Live music is pretty awesome, and mind-blowing live music is even better. Only my experiences with Radiohead and Modest Mouse can seriously compete with this show. Check it out.
I’m a few days removed and the ringing noise has finally left my ears. My legs are still sore from the standing in line before and at the show, and my brain is still completely liquid from the mesmerizing live experience of St. Vincent in Columbus, Ohio. For those not interested in reading this whole thing, just know: this was one of the best shows I’ve ever seen.
The evening started at the Newport Music Hall on a strong note from opener Shearwater. I had previously experienced them at the start of a Sharon Van Etten concert in February. At that point I had never heard of the band, but they nearly stole the show. Following that performance, I explored their catalog and discovered a deep, rewarding library of sound. While they were the “merely” warm-up entertainment again on Tuesday, they did not disappoint. Their blend of Sonic Youth and Talk Talk (with a touch of the grandiose a la U2 or Arcade Fire) filled the room and their exceptional musicianship drew me in closer. The crowd was, unfortunately, uninterested in Shearwater. It’s a shame because they unleashed a great, varied set designed to appeal to any fan of rock (piano songs like “The Snow Leopard,” big statement songs like “Animal Life,” and full-on rockers like “Immaculate“). Be sure to check out their new record Animal Joy, out right now on Sub Pop. It’s the source material for most of their current live set and is probably better musically than anything St. Vincent has done.
But then, a live show isn’t all about the music. You see, after Shearwater finished I stood aglow from their excellent performance… only to be completely blown away the instant Annie Clark attacked her guitar.
For the uninformed, St. Vincent is the stage name of Annie Clark. The album appeal of St. Vincent is in the baroque rock style, the reflective lyrics, the unique song structures, and the maniacal guitar work. The studio versions of songs sound carefully constructed with layers of guitar, strings, and reed instruments. I had heard whispers of the live versions of these tracks, but was skeptical and viewed this as an opportunity to see Shearwater again.

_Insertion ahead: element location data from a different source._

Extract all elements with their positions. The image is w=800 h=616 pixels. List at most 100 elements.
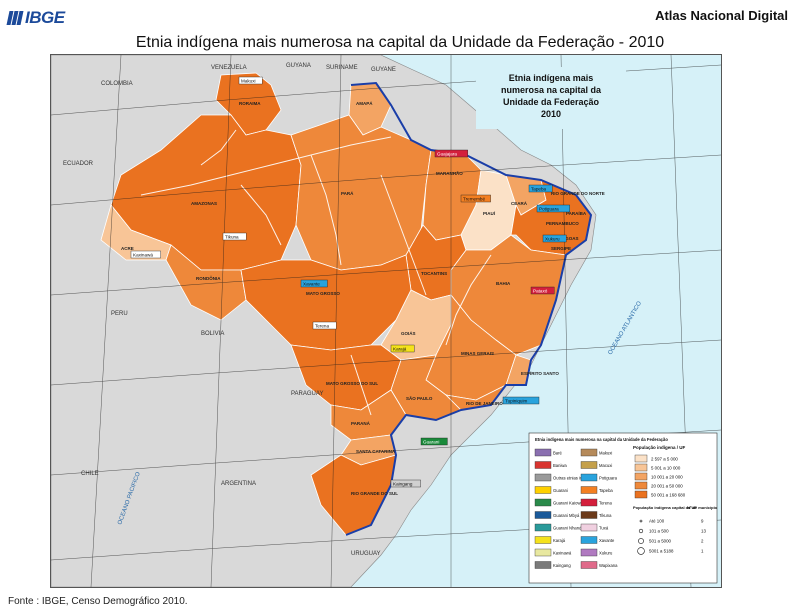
inset-title-line-3: Unidade da Federação	[503, 97, 600, 107]
state-label: GOIÁS	[401, 330, 416, 336]
capital-tag-label: Tupiniquim	[505, 398, 527, 403]
capital-tag: Guarani	[420, 437, 448, 446]
capital-tag-label: Guajajara	[437, 151, 457, 156]
state-label: RORAIMA	[239, 101, 261, 106]
legend-item: Tapeba	[580, 486, 613, 494]
legend-pop-swatch	[634, 481, 648, 490]
legend-swatch	[580, 486, 598, 494]
legend-ethnic-right: Makuxi Macuxi Potiguara Tapeba Terena Tikuna T…	[580, 448, 618, 569]
legend-label: Makuxi	[599, 451, 612, 456]
legend-label: Macuxi	[599, 463, 612, 468]
state-label: CEARÁ	[511, 200, 528, 206]
legend-swatch	[580, 461, 598, 469]
country-label: ECUADOR	[63, 161, 94, 167]
legend-swatch	[580, 448, 598, 457]
legend-label: Xavante	[599, 538, 615, 543]
legend-swatch	[580, 548, 598, 557]
state-label: PIAUÍ	[483, 209, 496, 216]
legend-cap-item: 5001 a 5188 1	[637, 547, 704, 555]
legend-label: Baré	[553, 451, 563, 456]
legend-item: Baniwa	[534, 461, 567, 469]
state-label: PARÁ	[341, 190, 354, 196]
legend-item: Xavante	[580, 536, 615, 544]
state-labels: RORAIMA AMAPÁ AMAZONAS PARÁ MARANHÃO CEARÁ RIO…	[121, 100, 605, 496]
legend-swatch	[580, 498, 598, 507]
capital-tag-label: Karajá	[393, 346, 407, 351]
legend-item: Guarani	[534, 486, 568, 494]
state-label: MINAS GERAIS	[461, 351, 494, 356]
legend-item: Kaxinawá	[534, 548, 572, 557]
legend-pop-title: População indígena / UF	[633, 445, 686, 450]
legend-swatch	[534, 448, 552, 457]
capital-tag-label: Makuxi	[241, 78, 256, 83]
legend-item: Kaingang	[534, 561, 571, 569]
state-rondonia	[165, 244, 247, 321]
state-label: RIO GRANDE DO SUL	[351, 491, 398, 496]
inset-title-line-4: 2010	[541, 109, 561, 119]
capital-tag-box	[528, 184, 553, 193]
state-label: PARANÁ	[351, 420, 371, 426]
capital-tag-box	[530, 286, 555, 295]
legend-label: Tikuna	[599, 513, 612, 518]
country-label: BOLIVIA	[201, 331, 224, 337]
legend-swatch	[534, 498, 552, 507]
capital-tag: Tikuna	[222, 232, 247, 241]
state-label: SANTA CATARINA	[356, 449, 396, 454]
capital-tag: Potiguara	[536, 204, 570, 213]
legend-pop-swatch	[634, 490, 648, 499]
capital-tag: Xavante	[300, 279, 328, 288]
legend-item: Xukuru	[580, 548, 613, 557]
legend-item: Guarani Kaiowá	[534, 498, 583, 507]
legend-item: Makuxi	[580, 448, 612, 457]
capital-tag-box	[542, 234, 567, 243]
legend-cap-label: Até 100	[649, 519, 665, 524]
capital-tag-box	[390, 479, 421, 488]
legend-cap-label: 501 a 5000	[649, 539, 672, 544]
capital-tag-label: Kaxinawá	[133, 252, 153, 257]
legend-label: Baniwa	[553, 463, 567, 468]
legend-cap-count: 9	[701, 519, 704, 524]
legend-cap-symbol	[638, 538, 644, 544]
legend-label: Kaxinawá	[553, 551, 572, 556]
state-label: RONDÔNIA	[196, 274, 221, 281]
state-label: MATO GROSSO DO SUL	[326, 381, 378, 386]
legend-item: Wapixana	[580, 561, 618, 569]
capital-tag-label: Potiguara	[539, 206, 559, 211]
state-label: MATO GROSSO	[306, 291, 340, 296]
capital-tag-box	[502, 396, 540, 405]
source-note: Fonte : IBGE, Censo Demográfico 2010.	[8, 596, 188, 607]
legend-item: Terena	[580, 498, 612, 507]
legend-swatch	[534, 536, 552, 544]
ibge-logo-mark	[6, 11, 24, 25]
legend-label: Tapeba	[599, 488, 613, 493]
country-label: ARGENTINA	[221, 481, 256, 487]
legend-ethnic-left: Baré Baniwa Outras etnias indígenas Guarani…	[534, 448, 597, 569]
capital-tag: Xukuru	[542, 234, 567, 243]
legend-item: Potiguara	[580, 473, 618, 482]
state-label: TOCANTINS	[421, 271, 447, 276]
legend-pop-item: 50 001 a 168 680	[634, 490, 686, 499]
state-label: SÃO PAULO	[406, 395, 433, 401]
legend-swatch	[534, 548, 552, 557]
capital-tag: Guajajara	[434, 149, 468, 158]
capital-tag-label: Terena	[315, 323, 329, 328]
legend-cap-label: 5001 a 5188	[649, 549, 674, 554]
inset-title-box: Etnia indígena mais numerosa na capital …	[476, 67, 626, 129]
legend-cap-col: Nº de município	[687, 505, 718, 510]
capital-tag-label: Xukuru	[545, 236, 560, 241]
legend-cap-title: População indígena capital da UF	[633, 505, 697, 510]
legend-pop-label: 5 001 a 10 000	[651, 466, 681, 471]
country-label: COLOMBIA	[101, 81, 133, 87]
legend-item: Outras etnias indígenas	[534, 473, 597, 482]
legend-label: Xukuru	[599, 551, 613, 556]
legend-item: Tikuna	[580, 511, 612, 519]
legend-label: Karajá	[553, 538, 566, 543]
capital-tag-label: Kaingang	[393, 481, 413, 486]
map-title: Etnia indígena mais numerosa na capital …	[135, 34, 665, 51]
legend-label: Potiguara	[599, 476, 618, 481]
rivers	[140, 129, 492, 416]
capital-tag: Pataxó	[530, 286, 555, 295]
legend-pop-label: 10 001 a 20 000	[651, 475, 683, 480]
state-label: BAHIA	[496, 281, 511, 286]
capital-tag-label: Guarani	[423, 439, 439, 444]
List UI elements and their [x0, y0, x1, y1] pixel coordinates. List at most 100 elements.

I’ll never make that mistake again. Live, St. Vincent (as a band) takes every song and mutates it into a focused, loud, bombastic, explosive wall of sound. They kicked things off with opener “Marrow,” and instantly showed their ferocious power. The album version of the song has a funky chorus with mechanical-sounding guitars that erupt from the quiet in a way that would make Pixies proud. Live? It blows up to devastating and amazing effect.

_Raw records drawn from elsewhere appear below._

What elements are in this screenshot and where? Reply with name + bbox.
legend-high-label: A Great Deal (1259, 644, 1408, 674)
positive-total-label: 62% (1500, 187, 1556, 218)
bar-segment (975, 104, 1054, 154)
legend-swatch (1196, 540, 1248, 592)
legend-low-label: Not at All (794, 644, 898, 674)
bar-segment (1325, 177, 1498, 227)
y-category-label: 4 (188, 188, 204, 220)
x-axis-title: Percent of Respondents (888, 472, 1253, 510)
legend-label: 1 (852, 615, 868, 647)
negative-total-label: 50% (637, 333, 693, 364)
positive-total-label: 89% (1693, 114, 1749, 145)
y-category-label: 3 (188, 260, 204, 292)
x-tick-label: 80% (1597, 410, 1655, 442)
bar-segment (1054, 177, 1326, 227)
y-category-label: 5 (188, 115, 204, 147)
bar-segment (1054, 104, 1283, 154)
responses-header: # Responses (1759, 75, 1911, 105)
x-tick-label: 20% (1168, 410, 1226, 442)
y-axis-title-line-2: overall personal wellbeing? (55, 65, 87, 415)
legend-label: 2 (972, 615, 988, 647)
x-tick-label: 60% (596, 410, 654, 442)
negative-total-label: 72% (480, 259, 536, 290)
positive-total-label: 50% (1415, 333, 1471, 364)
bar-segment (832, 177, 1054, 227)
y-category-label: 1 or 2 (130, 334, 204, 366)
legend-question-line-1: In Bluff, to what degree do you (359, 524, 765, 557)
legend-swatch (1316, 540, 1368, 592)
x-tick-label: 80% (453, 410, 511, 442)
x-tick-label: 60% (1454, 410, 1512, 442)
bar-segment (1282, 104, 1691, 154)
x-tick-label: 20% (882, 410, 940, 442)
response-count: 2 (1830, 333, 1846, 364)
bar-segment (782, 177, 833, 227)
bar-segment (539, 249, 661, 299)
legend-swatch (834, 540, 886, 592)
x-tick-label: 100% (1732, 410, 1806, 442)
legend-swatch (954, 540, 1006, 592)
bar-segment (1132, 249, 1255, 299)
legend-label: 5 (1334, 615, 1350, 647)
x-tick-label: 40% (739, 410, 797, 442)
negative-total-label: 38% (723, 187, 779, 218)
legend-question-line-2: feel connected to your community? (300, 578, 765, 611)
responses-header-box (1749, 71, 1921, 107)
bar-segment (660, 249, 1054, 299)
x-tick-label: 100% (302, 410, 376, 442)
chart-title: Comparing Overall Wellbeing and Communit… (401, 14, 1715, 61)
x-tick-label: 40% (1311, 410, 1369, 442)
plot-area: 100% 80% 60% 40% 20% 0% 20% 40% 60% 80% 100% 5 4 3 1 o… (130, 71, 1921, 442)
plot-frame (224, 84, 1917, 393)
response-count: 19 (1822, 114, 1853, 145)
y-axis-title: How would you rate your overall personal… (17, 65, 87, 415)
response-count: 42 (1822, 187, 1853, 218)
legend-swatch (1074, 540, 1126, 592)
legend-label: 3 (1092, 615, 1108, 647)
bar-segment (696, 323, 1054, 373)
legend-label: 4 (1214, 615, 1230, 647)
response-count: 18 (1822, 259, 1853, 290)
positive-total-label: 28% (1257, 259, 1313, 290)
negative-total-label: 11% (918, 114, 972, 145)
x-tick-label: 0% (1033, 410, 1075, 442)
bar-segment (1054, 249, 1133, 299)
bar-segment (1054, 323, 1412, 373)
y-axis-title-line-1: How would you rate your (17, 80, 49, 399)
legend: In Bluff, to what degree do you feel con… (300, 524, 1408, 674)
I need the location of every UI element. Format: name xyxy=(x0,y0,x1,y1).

Highlights from last year’s Strange Mercy worked perfectly in the live setting. The fist-pumping refrain of “Cheerleader” brought deafening cheers from the crowd every time. The guitar breakdown at the end of “Surgeon” was completely overwhelming as Clark attacked her instrument with precision and total disregard for human life. It was thrilling to just watch her at work and even more rewarding to hear the outcome.
But all these songs were ultimately engaging because of Annie Clark’s stage presence. She was entirely possessed, and that’s a very good thing. Her movements (and quasi-neuroses) recalled those of David Byrne in “Once in a Lifetime” but were done during guitar work. Her ability to work the crowd and fall into a seemingly-hypnotic self-imposed guitar trance only served to pull even more attention to the stage.

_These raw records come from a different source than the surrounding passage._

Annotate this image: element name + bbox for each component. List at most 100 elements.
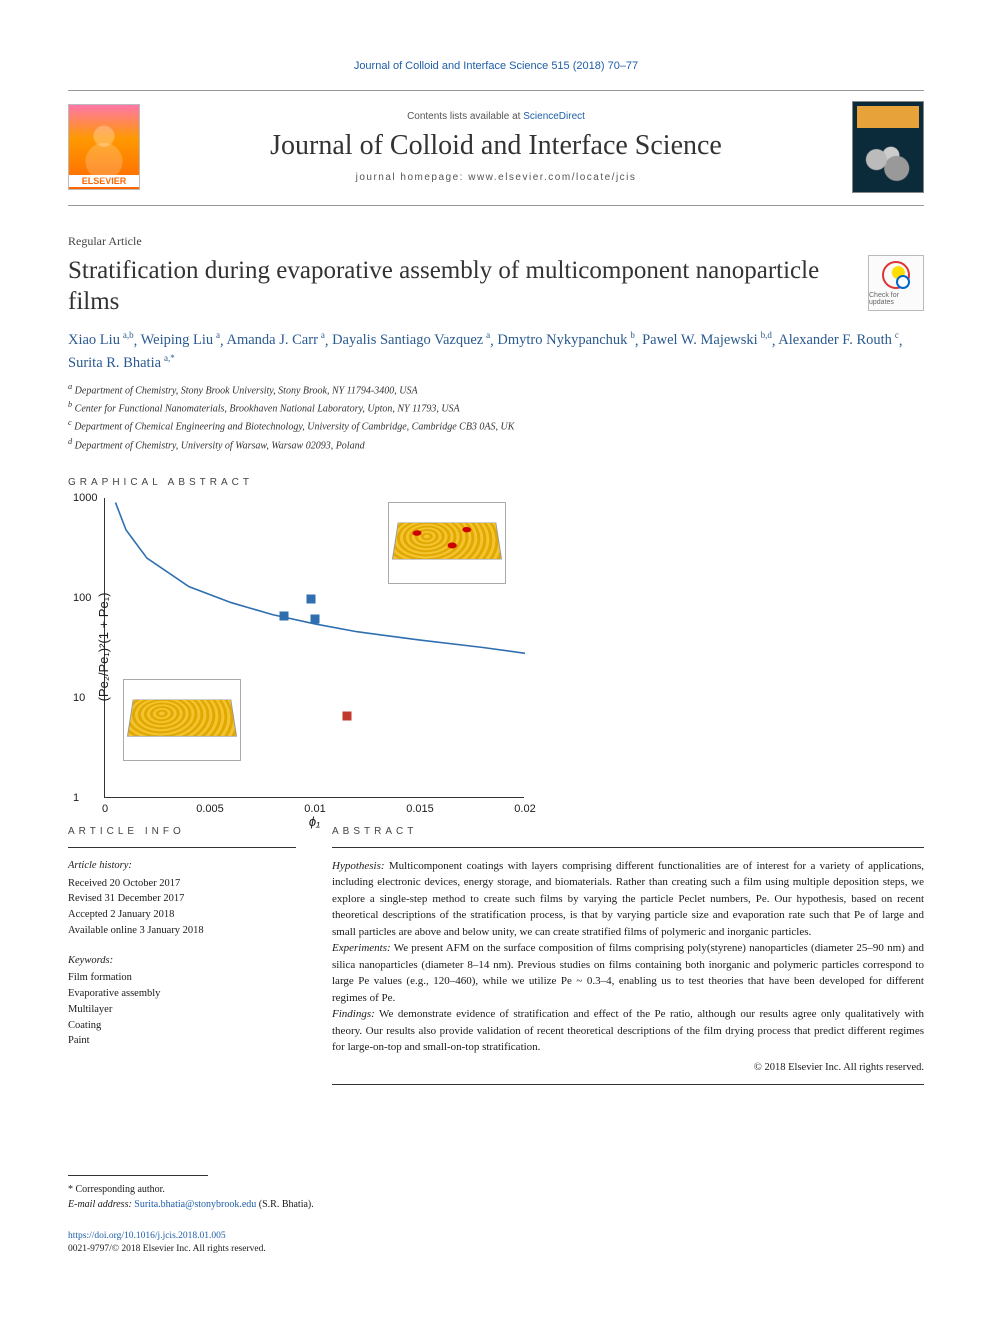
ga-ytick: 100 bbox=[73, 592, 91, 604]
author-affil-sup: b,d bbox=[761, 331, 772, 341]
affil-key: c bbox=[68, 418, 72, 427]
author-affil-sup: a,* bbox=[164, 353, 175, 363]
author: Xiao Liu a,b bbox=[68, 332, 134, 348]
abstract-body: Hypothesis: Multicomponent coatings with… bbox=[332, 858, 924, 1076]
ga-ytick: 1000 bbox=[73, 492, 97, 504]
ga-xlabel: ϕ₁ bbox=[309, 814, 320, 829]
ga-chart: (Pe₂/Pe₁)²(1 + Pe₁) ϕ₁ 110100100000.0050… bbox=[104, 498, 524, 798]
findings-lead: Findings: bbox=[332, 1008, 375, 1020]
history-head: Article history: bbox=[68, 858, 296, 874]
article-info-block: Article history: Received 20 October 201… bbox=[68, 858, 296, 1049]
abstract-bottom-rule bbox=[332, 1084, 924, 1085]
ga-data-point bbox=[279, 611, 288, 620]
ga-xtick: 0 bbox=[102, 803, 108, 815]
author: Amanda J. Carr a bbox=[227, 332, 325, 348]
footer-separator bbox=[68, 1175, 208, 1176]
ga-data-point bbox=[306, 595, 315, 604]
issn-copyright-line: 0021-9797/© 2018 Elsevier Inc. All right… bbox=[68, 1243, 924, 1256]
ga-inset-top bbox=[388, 502, 506, 584]
affiliation: d Department of Chemistry, University of… bbox=[68, 436, 924, 453]
article-info-column: ARTICLE INFO Article history: Received 2… bbox=[68, 826, 296, 1085]
author: Dayalis Santiago Vazquez a bbox=[332, 332, 490, 348]
keyword: Evaporative assembly bbox=[68, 986, 296, 1002]
ga-xtick: 0.01 bbox=[304, 803, 325, 815]
journal-cover-thumb bbox=[852, 101, 924, 193]
author: Dmytro Nykypanchuk b bbox=[497, 332, 634, 348]
ga-xtick: 0.02 bbox=[514, 803, 535, 815]
masthead: ELSEVIER Contents lists available at Sci… bbox=[68, 90, 924, 206]
experiments-lead: Experiments: bbox=[332, 942, 391, 954]
author-affil-sup: c bbox=[895, 331, 899, 341]
graphical-abstract-section: GRAPHICAL ABSTRACT (Pe₂/Pe₁)²(1 + Pe₁) ϕ… bbox=[68, 477, 924, 798]
ga-xtick: 0.015 bbox=[406, 803, 434, 815]
elsevier-logo: ELSEVIER bbox=[68, 104, 140, 190]
journal-homepage-line: journal homepage: www.elsevier.com/locat… bbox=[154, 172, 838, 183]
info-rule bbox=[68, 847, 296, 848]
ga-inset-top-surface bbox=[392, 522, 502, 559]
experiments-text: We present AFM on the surface compositio… bbox=[332, 942, 924, 1004]
history-line: Accepted 2 January 2018 bbox=[68, 907, 296, 923]
homepage-prefix: journal homepage: bbox=[356, 172, 469, 183]
abstract-column: ABSTRACT Hypothesis: Multicomponent coat… bbox=[332, 826, 924, 1085]
findings-text: We demonstrate evidence of stratificatio… bbox=[332, 1008, 924, 1053]
corr-marker: * Corresponding author. bbox=[68, 1182, 924, 1197]
affiliation-list: a Department of Chemistry, Stony Brook U… bbox=[68, 381, 924, 453]
publisher-word: ELSEVIER bbox=[69, 175, 139, 187]
affil-key: d bbox=[68, 437, 72, 446]
doi-link[interactable]: https://doi.org/10.1016/j.jcis.2018.01.0… bbox=[68, 1231, 226, 1241]
keyword: Paint bbox=[68, 1033, 296, 1049]
history-line: Received 20 October 2017 bbox=[68, 876, 296, 892]
keyword: Multilayer bbox=[68, 1002, 296, 1018]
author-affil-sup: b bbox=[630, 331, 635, 341]
sciencedirect-link[interactable]: ScienceDirect bbox=[523, 111, 585, 122]
history-line: Revised 31 December 2017 bbox=[68, 891, 296, 907]
author-list: Xiao Liu a,b, Weiping Liu a, Amanda J. C… bbox=[68, 330, 924, 375]
affiliation: a Department of Chemistry, Stony Brook U… bbox=[68, 381, 924, 398]
abstract-rule bbox=[332, 847, 924, 848]
author-affil-sup: a bbox=[321, 331, 325, 341]
affil-key: a bbox=[68, 382, 72, 391]
email-paren: (S.R. Bhatia). bbox=[256, 1199, 314, 1210]
running-head: Journal of Colloid and Interface Science… bbox=[68, 60, 924, 72]
ga-data-point bbox=[311, 615, 320, 624]
article-info-label: ARTICLE INFO bbox=[68, 826, 296, 837]
paper-title: Stratification during evaporative assemb… bbox=[68, 255, 848, 318]
contents-available-line: Contents lists available at ScienceDirec… bbox=[154, 111, 838, 122]
crossmark-label: Check for updates bbox=[869, 292, 923, 306]
crossmark-icon bbox=[882, 261, 910, 289]
author: Alexander F. Routh c bbox=[778, 332, 899, 348]
author-affil-sup: a bbox=[216, 331, 220, 341]
hypothesis-text: Multicomponent coatings with layers comp… bbox=[332, 860, 924, 938]
graphical-abstract-label: GRAPHICAL ABSTRACT bbox=[68, 477, 924, 488]
author: Surita R. Bhatia a,* bbox=[68, 355, 175, 371]
author: Pawel W. Majewski b,d bbox=[642, 332, 772, 348]
author-affil-sup: a,b bbox=[123, 331, 134, 341]
corr-email-link[interactable]: Surita.bhatia@stonybrook.edu bbox=[134, 1199, 256, 1210]
affil-key: b bbox=[68, 400, 72, 409]
homepage-url[interactable]: www.elsevier.com/locate/jcis bbox=[468, 172, 636, 183]
journal-title: Journal of Colloid and Interface Science bbox=[154, 130, 838, 162]
author-affil-sup: a bbox=[486, 331, 490, 341]
abstract-label: ABSTRACT bbox=[332, 826, 924, 837]
ga-inset-bottom-surface bbox=[127, 699, 237, 736]
affiliation: b Center for Functional Nanomaterials, B… bbox=[68, 399, 924, 416]
crossmark-badge[interactable]: Check for updates bbox=[868, 255, 924, 311]
contents-prefix: Contents lists available at bbox=[407, 111, 523, 122]
hypothesis-lead: Hypothesis: bbox=[332, 860, 385, 872]
info-abstract-row: ARTICLE INFO Article history: Received 2… bbox=[68, 826, 924, 1085]
ga-ytick: 10 bbox=[73, 692, 85, 704]
keywords-head: Keywords: bbox=[68, 953, 296, 969]
email-label: E-mail address: bbox=[68, 1199, 134, 1210]
masthead-center: Contents lists available at ScienceDirec… bbox=[154, 111, 838, 183]
abstract-copyright: © 2018 Elsevier Inc. All rights reserved… bbox=[332, 1060, 924, 1076]
footer-bottom: https://doi.org/10.1016/j.jcis.2018.01.0… bbox=[68, 1230, 924, 1257]
article-type: Regular Article bbox=[68, 234, 924, 249]
keyword: Coating bbox=[68, 1018, 296, 1034]
ga-data-point bbox=[342, 711, 351, 720]
keyword: Film formation bbox=[68, 970, 296, 986]
affiliation: c Department of Chemical Engineering and… bbox=[68, 417, 924, 434]
history-line: Available online 3 January 2018 bbox=[68, 923, 296, 939]
corresponding-author-block: * Corresponding author. E-mail address: … bbox=[68, 1182, 924, 1212]
ga-ytick: 1 bbox=[73, 792, 79, 804]
ga-inset-bottom bbox=[123, 679, 241, 761]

While the whole show was a highlight, the two highest high points were a cover song and a new track. First, the cover song: “She is Beyond Good and Evil” is a track originally by the band The Pop Group. But St. Vincent takes the song, injects new layers of guitar, and pushes the speed to an intimidating level. It was pure rock and immensely satisfying. The new track was the recent single “Krokodil.” The song is good, but the live version features Annie Clark diving into the crowd and surfing while still signing the freaking song and never losing a word. It was crazy. The song itself is fantastic, but the physical and mental ability to perform like this is just nuts.
Otherworldly guitar playing, exceptional stage presence, and strong musical compositions? The crowd was completely blown away and more than a few people I passed on the way to the doors uttered a similar reaction: “Holy f%#& that was amazing!” Don’t miss out on the chance to see one of the best live acts in music right now. Shearwater was awesome, St. Vincent was that much better.